2014年3月13日木曜日

感情が国を動かすと


世界は感情で動くと感じることがあります。

 国として行うことは、冷静な判断に基づくべきだと思います。実際、多くの場合そうされている。そう思っている人は多いような気がします。

 しかし歴史を振り返ってみると、一人の人物が国を動かしたと語られることが多いような気がします。そうなるとその人物の感情が少なからず関わっていると思います。

 

現代は一人の人物の感情ではなく、色々視点から冷静に分析され、判断されているという印象があります。

しかしそうではないような気がしてきます。あくまで事象から推察するのですが、現代においても、国の政治の中心にいる少数の人物の感情が国を動かしていると感じることがあるのです。

 多くの人命が奪われるような事柄も、少数の人間の感情が起こしたと感じることがあります。

 

 少数の人物の感情ではなく、大勢の感情によって国が大きく変わることもあると思います。

 感情は発することで増幅し、集まることでも増幅すると思います。
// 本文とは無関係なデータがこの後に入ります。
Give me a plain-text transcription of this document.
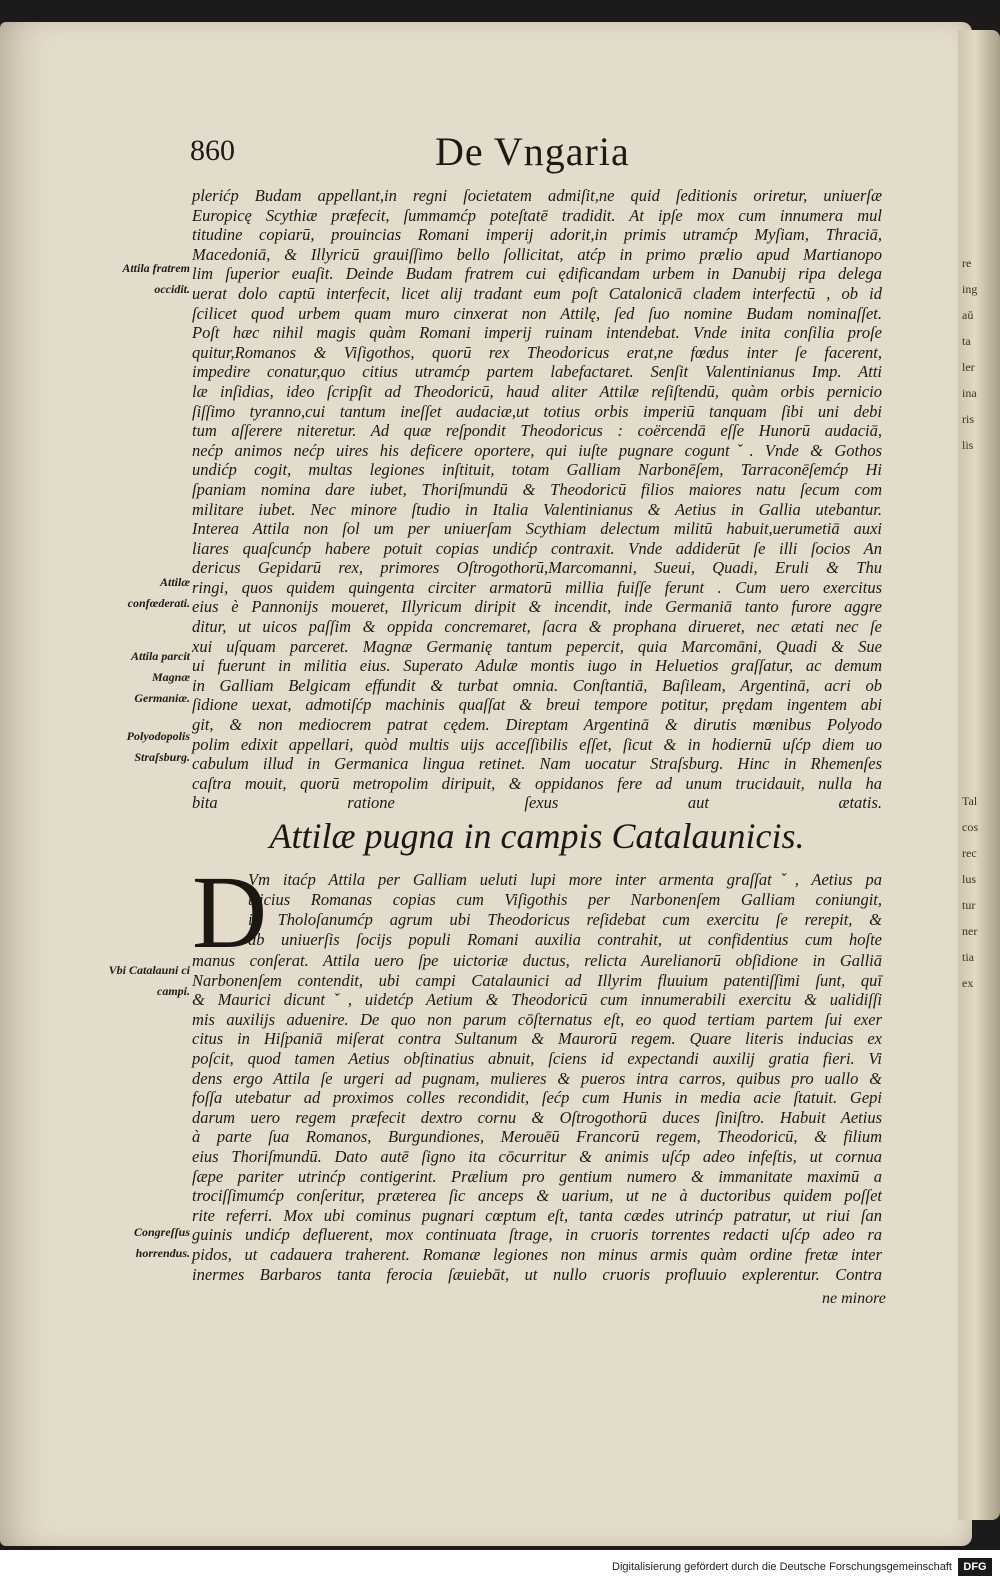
re
ing
aŭ
ta
ler
ina
ris
lis
Tal
cos
rec
lus
tur
ner
tia
ex
860	De Vngaria
plerićp Budam appellant,in regni ſocietatem admiſit,ne quid ſeditionis oriretur, uniuerſæ
Europicę Scythiæ præfecit, ſummamćp poteſtatē tradidit. At ipſe mox cum innumera mul
titudine copiarū, prouincias Romani imperij adorit,in primis utramćp Myſiam, Thraciā,
Macedoniā, & Illyricū grauiſſimo bello ſollicitat, atćp in primo prælio apud Martianopo
lim ſuperior euaſit. Deinde Budam fratrem cui ędificandam urbem in Danubij ripa delega
uerat dolo captū interfecit, licet alij tradant eum poſt Catalonicā cladem interfectū , ob id
ſcilicet quod urbem quam muro cinxerat non Attilę, ſed ſuo nomine Budam nominaſſet.
Poſt hæc nihil magis quàm Romani imperij ruinam intendebat. Vnde inita conſilia proſe
quitur,Romanos & Viſigothos, quorū rex Theodoricus erat,ne fœdus inter ſe facerent,
impedire conatur,quo citius utramćp partem labefactaret. Senſit Valentinianus Imp. Atti
læ inſidias, ideo ſcripſit ad Theodoricū, haud aliter Attilæ reſiſtendū, quàm orbis pernicio
ſiſſimo tyranno,cui tantum ineſſet audaciæ,ut totius orbis imperiū tanquam ſibi uni debi
tum aſſerere niteretur. Ad quæ reſpondit Theodoricus : coërcendā eſſe Hunorū audaciā,
nećp animos nećp uires his deficere oportere, qui iuſte pugnare coguntˇ. Vnde & Gothos
undićp cogit, multas legiones inſtituit, totam Galliam Narbonēſem, Tarraconēſemćp Hi
ſpaniam nomina dare iubet, Thoriſmundū & Theodoricū filios maiores natu ſecum com
militare iubet. Nec minore ſtudio in Italia Valentinianus & Aetius in Gallia utebantur.
Interea Attila non ſol um per uniuerſam Scythiam delectum militū habuit,uerumetiā auxi
liares quaſcunćp habere potuit copias undićp contraxit. Vnde addiderūt ſe illi ſocios An
dericus Gepidarū rex, primores Oſtrogothorū,Marcomanni, Sueui, Quadi, Eruli & Thu
ringi, quos quidem quingenta circiter armatorū millia fuiſſe ferunt . Cum uero exercitus
eius è Pannonijs moueret, Illyricum diripit & incendit, inde Germaniā tanto furore aggre
ditur, ut uicos paſſim & oppida concremaret, ſacra & prophana dirueret, nec ætati nec ſe
xui uſquam parceret. Magnæ Germanię tantum pepercit, quia Marcomāni, Quadi & Sue
ui fuerunt in militia eius. Superato Adulæ montis iugo in Heluetios graſſatur, ac demum
in Galliam Belgicam effundit & turbat omnia. Conſtantiā, Baſileam, Argentinā, acri ob
ſidione uexat, admotiſćp machinis quaſſat & breui tempore potitur, prędam ingentem abi
git, & non mediocrem patrat cędem. Direptam Argentinā & dirutis mœnibus Polyodo
polim edixit appellari, quòd multis uijs acceſſibilis eſſet, ſicut & in hodiernū uſćp diem uo
cabulum illud in Germanica lingua retinet. Nam uocatur Straſsburg. Hinc in Rhemenſes
caſtra mouit, quorū metropolim diripuit, & oppidanos fere ad unum trucidauit, nulla ha
bita ratione ſexus aut ætatis.
Attila fratrem occidit.
Attilæ confœderati.
Attila parcit Magnæ Germaniæ.
Polyodopolis Straſsburg.
Vbi Catalauni ci campi.
Congreſſus horrendus.
Attilæ pugna in campis Catalaunicis.
D
Vm itaćp Attila per Galliam ueluti lupi more inter armenta graſſatˇ, Aetius pa
tricius Romanas copias cum Viſigothis per Narbonenſem Galliam coniungit,
in Tholoſanumćp agrum ubi Theodoricus reſidebat cum exercitu ſe rerepit, &
ab uniuerſis ſocijs populi Romani auxilia contrahit, ut confidentius cum hoſte
manus conſerat. Attila uero ſpe uictoriæ ductus, relicta Aurelianorū obſidione in Galliā
Narbonenſem contendit, ubi campi Catalaunici ad Illyrim fluuium patentiſſimi ſunt, quī
& Maurici dicuntˇ, uidetćp Aetium & Theodoricū cum innumerabili exercitu & ualidiſſi
mis auxilijs aduenire. De quo non parum cōſternatus eſt, eo quod tertiam partem ſui exer
citus in Hiſpaniā miſerat contra Sultanum & Maurorū regem. Quare literis inducias ex
poſcit, quod tamen Aetius obſtinatius abnuit, ſciens id expectandi auxilij gratia fieri. Vi
dens ergo Attila ſe urgeri ad pugnam, mulieres & pueros intra carros, quibus pro uallo &
foſſa utebatur ad proximos colles recondidit, ſećp cum Hunis in media acie ſtatuit. Gepi
darum uero regem præfecit dextro cornu & Oſtrogothorū duces ſiniſtro. Habuit Aetius
à parte ſua Romanos, Burgundiones, Merouēū Francorū regem, Theodoricū, & filium
eius Thoriſmundū. Dato autē ſigno ita cōcurritur & animis uſćp adeo infeſtis, ut cornua
ſæpe pariter utrinćp contigerint. Prælium pro gentium numero & immanitate maximū a
trociſſimumćp conſeritur, præterea ſic anceps & uarium, ut ne à ductoribus quidem poſſet
rite referri. Mox ubi cominus pugnari cœptum eſt, tanta cædes utrinćp patratur, ut riui ſan
guinis undićp defluerent, mox continuata ſtrage, in cruoris torrentes redacti uſćp adeo ra
pidos, ut cadauera traherent. Romanæ legiones non minus armis quàm ordine fretæ inter
inermes Barbaros tanta ferocia ſæuiebāt, ut nullo cruoris profluuio explerentur. Contra
ne minore
Digitalisierung gefördert durch die Deutsche Forschungsgemeinschaft	DFG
そうなると大衆の感情は高ぶりやすく、そのため抑えられなくなりやすいと思います。

 抑えらない大衆の感情は、どのような形であれ大きな変化を及ぼすことがあると思います。

 それは大衆の感情には、強い力があるといえるかもしれません。しかし制御が難しい強い力は、あらゆる危険性をはらんでいるような気がします。

 抑えることが難しい、そのこと自体も危険な要素の一つといえるかもしれません。

 

 そのような大衆の感情ではなく、国の政治の中心にいる少数の人物の感情が、国を動かすことがあるように思います。

現在の大国の動きはそのような印象があります。大国の政治の中心にいる人物の感情によるところが大きいと感じることがあります。

“感情による”ということは、“冷静な分析に基づくのではない”といえるかもしれません。

 

何度か書いていますが、人間の思考は、人格や利害や他者とつながりなどが先に立つものだと思います。

自分では、冷静に客観的で中立的に物事を考えているつもりでも、人間である限りそれは難しいことのように思います。自覚がないことが多いと思いますが、思考は人間性が主導しているような気がします。

 

それは、国の政治の中心にいる人物も例外ではないと思います。国として動きを起こす判断が、感情によって左右されているような気がします。

『半島を手放すわけにはいかない。できれば半島を手に入れたい。その機会があるならば、手にいるべきだ』

そう考えているかもしれません。しかし何ごとも、何かを手にいれると、何かを失うものだと思います。

 

もし半島が独立国家となり、その後で大国に加えられたら、大国にとっては何を得て、何を失うことになるのだろうか考えてみます。

大国は半島を得られると、軍事的に有効だと思います。ただここで重要なのは、軍事的拠点の確保であって、それが出来るならば、無理に編入しなくても大国にとって“損”はないと思います。

 

では半島を大国に加えると、大国にはどんな“損”があるだろうか考えてみます。

もし半島が独立国家となり、その後に大国に加わったら、隣国は大国に半島をとられたという意識が強まると思います。

隣国は大国に対する反感を強まると思います。そうなると、隣国は連合に近づき、大国には敵愾心を強めると思います。

隣国は、連合と大国の間に挟まれています。連合と大国を繋ぐ位置にあるといえると思います。その隣国が連合に近づき、大国を敵視するようになると、それは経済面での影響が大きいと思います。

大国にしてみれば、隣国との経済ばかりではなく、連合との経済面での繋がりが細くなると思います。

 

それに半島が分離する前に、そのことに対して、あらゆる対立意識が強まると思います。隣国国内での対立、連合と大国との対立、大国と大国の対立、それらが強まると思います。血が流れる事態になるかもしれません。そうならなくても事態の混乱は深まり、長引くばかりだと思います。

近年の世界に目を向けると、混乱が深まり長引くことは、誰の利益にもなっていないように見られます。

大国は半島を味方にすればいいのですから、ことを荒立てまで編入することはないと思います。むしろ半島を説得して、隣国の分裂をふせいだほうが得だと思います。

そうしても半島は大国の味方に出来ると思います。説得して分裂を防いだのですから、隣国や連合との経済的なつながりを続けていけると思います。

そのほうが大国にとって得るものが大きいと思います。

すぐに軍隊を動かしたがるのは、冷静な判断に基づくのではなく、政治の中心にいる少数の人物の感情によるところが大きいと感じられます。